Special Equipment: one 6-cake Bundt-lette pan
- 1 cup (4oz/114g) cake flour (plain flour is fine too)
- 1/2 cup (1.6oz/46g) Dutch-processed (alkalized) cocoa powder*
- 1 tsp baking powder
- 1/4 tsp salt
- 3/4 cup (1 1/2 sticks/6oz/170g) unsalted butter, softened
- 1 1/4 cups (8.8oz/250g) granulated sugar
- 2 large eggs
- 3/4 cup (180ml) buttermilk**
- 2 tablespoons (30ml) Kahlua*** (optional)
- 1 tsp vanilla extract
- 4 ounces (113g) finely chopped bittersweet chocolate**** or 3/4 cup miniature semisweet chocolate morsels bittersweet
* I used Valrhona.
** If you do not have buttermilk, pour 180ml of whole milk in a cup, squeeze in the juice of half a lemon, stir and let it sit for 5mins. You can alternatively use about 1 tbsp of white vinegar in place of lemon juice.
*** I used 1 tbsp rum.
**** I used Valrhona Caraïbe 66%.
1. Position a rack in the center of the oven and preheat the oven to 175°C (350°F). Generously grease the interior of a 6-cake Bundt-lette pan (it's best to use shortening here). Dust the molds with flour and tap out the excess.*
* I used my Wilton mini loaf pan and greased using butter.
2. In a medium bowl, sift together the flour, cocoa powder, baking powder, and salt. Whisk to combine and set aside.

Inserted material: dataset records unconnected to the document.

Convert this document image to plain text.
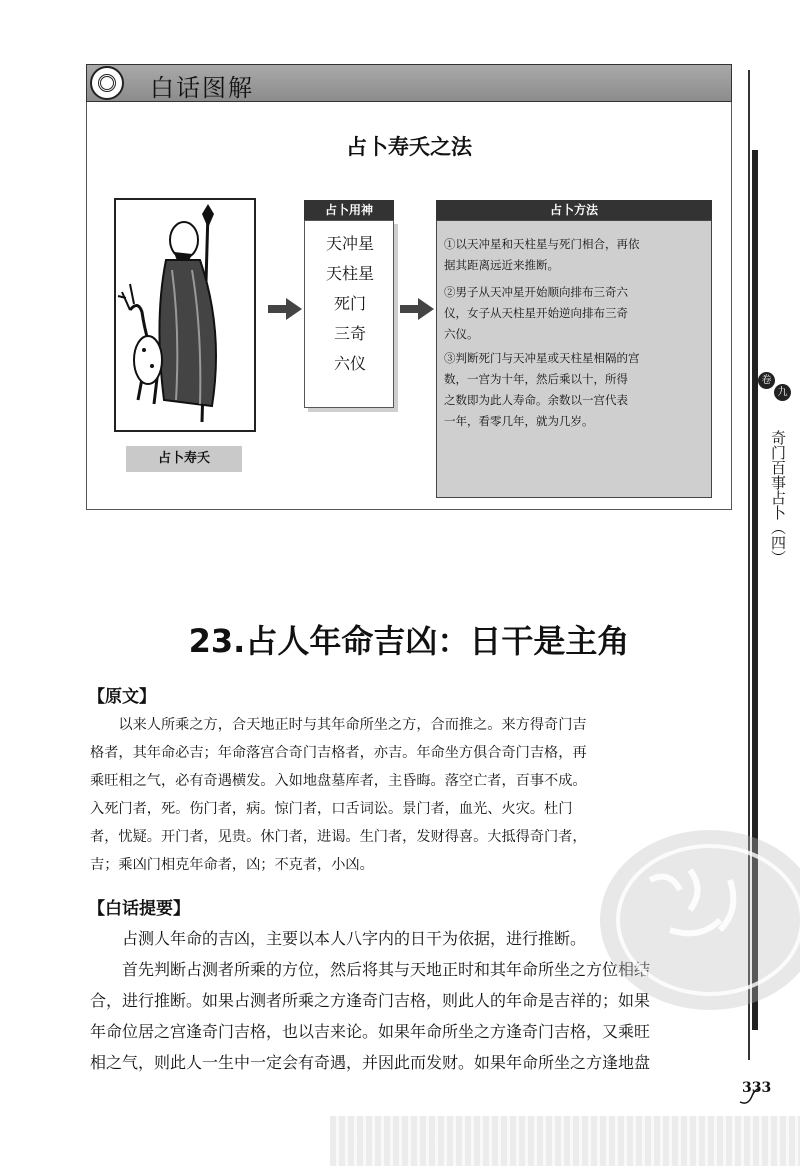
白话图解
占卜寿夭之法
占卜寿夭
占卜用神
天冲星
天柱星
死门
三奇
六仪
占卜方法
①以天冲星和天柱星与死门相合，再依
据其距离远近来推断。
②男子从天冲星开始顺向排布三奇六
仪，女子从天柱星开始逆向排布三奇
六仪。
③判断死门与天冲星或天柱星相隔的宫
数，一宫为十年，然后乘以十，所得
之数即为此人寿命。余数以一宫代表
一年，看零几年，就为几岁。
卷
九
奇门百事占卜（四）
23.占人年命吉凶：日干是主角
【原文】
　　以来人所乘之方，合天地正时与其年命所坐之方，合而推之。来方得奇门吉
格者，其年命必吉；年命落宫合奇门吉格者，亦吉。年命坐方俱合奇门吉格，再
乘旺相之气，必有奇遇横发。入如地盘墓库者，主昏晦。落空亡者，百事不成。
入死门者，死。伤门者，病。惊门者，口舌词讼。景门者，血光、火灾。杜门
者，忧疑。开门者，见贵。休门者，进谒。生门者，发财得喜。大抵得奇门者，
吉；乘凶门相克年命者，凶；不克者，小凶。
【白话提要】
　　占测人年命的吉凶，主要以本人八字内的日干为依据，进行推断。
　　首先判断占测者所乘的方位，然后将其与天地正时和其年命所坐之方位相结
合，进行推断。如果占测者所乘之方逢奇门吉格，则此人的年命是吉祥的；如果
年命位居之宫逢奇门吉格，也以吉来论。如果年命所坐之方逢奇门吉格，又乘旺
相之气，则此人一生中一定会有奇遇，并因此而发财。如果年命所坐之方逢地盘
333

3. In the bowl of an electric mixer, using the paddle attachment, beat the butter at medium speed for 2 minutes, until very creamy. Gradually beat in the sugar. Increase the speed to medium-high and beat for 3 minutes, until the mixture is well blended and light. At medium speed, beat in the eggs one at a time, mixing well after each addition and scraping down the sides of the bowl as necessary.
4. In a small bowl, stir together the buttermilk, Kahlua (or rum), and vanilla extract. If your mixer has a splatter shield attachment, attach it now. At low speed, add the dry ingredients to the butter mixture in three additions, alternating it with the buttermilk cream mixture in two additions, and mixing just until blended. Remove the bowl from the mixer stand and stir in the finely chopped chocolate or miniature semisweet morsels. Scrape the batter into the prepared cake molds, dividing it evenly and smoothing the tops.
5. Bake the cakes for 25 to 30 minutes, until a cake tester inserted into the center of a cake comes out clean. Cool the cakes in the pan set on a wire rack for 10 minutes.
6. Invert the cakes onto the rack and cool completely.
* If you intend to chill the cake(s), make sure they are stored in a tightly-lidded container to prevent drying out.
Not a good-looker (my fault - I don't do them justice), but as they say, never judge a book by its cover. This one's for keeps.